About two weeks ago I was really feeling down in the depths about waiting for my future husband. I was having it all out at God. We live on farmland now so it's nice to go in the field and talk to God...or yell at him. Yeah, I was screaming, crying, stomping the ground, punching the air. It was an all out fight. I'm sure it was no where close to when Jacob wrestled with God.
I calmed down and I went into our barn. I talked with God quietly, discussing with him how I truly felt about waiting and waiting, and my fear that I'll be getting married when I'm a lot older. One of my desires is to marry when I'm young. I want to be able to have children. I've "reminded" God of that desire numerous times.
It wasn't until a couple days later that God told me to let that fear go. Letting go of my white-knuckled grip was hard. Then God told me this.

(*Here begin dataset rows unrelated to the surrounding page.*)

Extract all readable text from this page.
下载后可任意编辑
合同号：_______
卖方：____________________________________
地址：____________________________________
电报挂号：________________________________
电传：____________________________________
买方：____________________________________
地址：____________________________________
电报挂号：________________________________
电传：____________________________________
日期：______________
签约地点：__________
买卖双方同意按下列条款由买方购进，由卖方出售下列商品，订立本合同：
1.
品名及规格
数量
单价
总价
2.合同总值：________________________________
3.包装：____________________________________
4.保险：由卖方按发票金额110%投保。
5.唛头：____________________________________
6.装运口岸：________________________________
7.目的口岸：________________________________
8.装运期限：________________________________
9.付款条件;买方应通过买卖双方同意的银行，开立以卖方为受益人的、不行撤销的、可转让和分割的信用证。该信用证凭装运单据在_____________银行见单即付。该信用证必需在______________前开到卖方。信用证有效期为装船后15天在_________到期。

Now faith is being sure of what we hope for and certain of what we do not see.
Hebrews 11:1
I am at peace again! For those of you who are waiting just like me; it's okay. Now Juliettes, listen up! Don't just sit on the balcony and weep for your prince in shining armor. Reach out to other Juliettes who are lost and need the love of our King and Savior. In this time don't sit ideally by twiddling your thumbs but seek out what God has planed for your single years.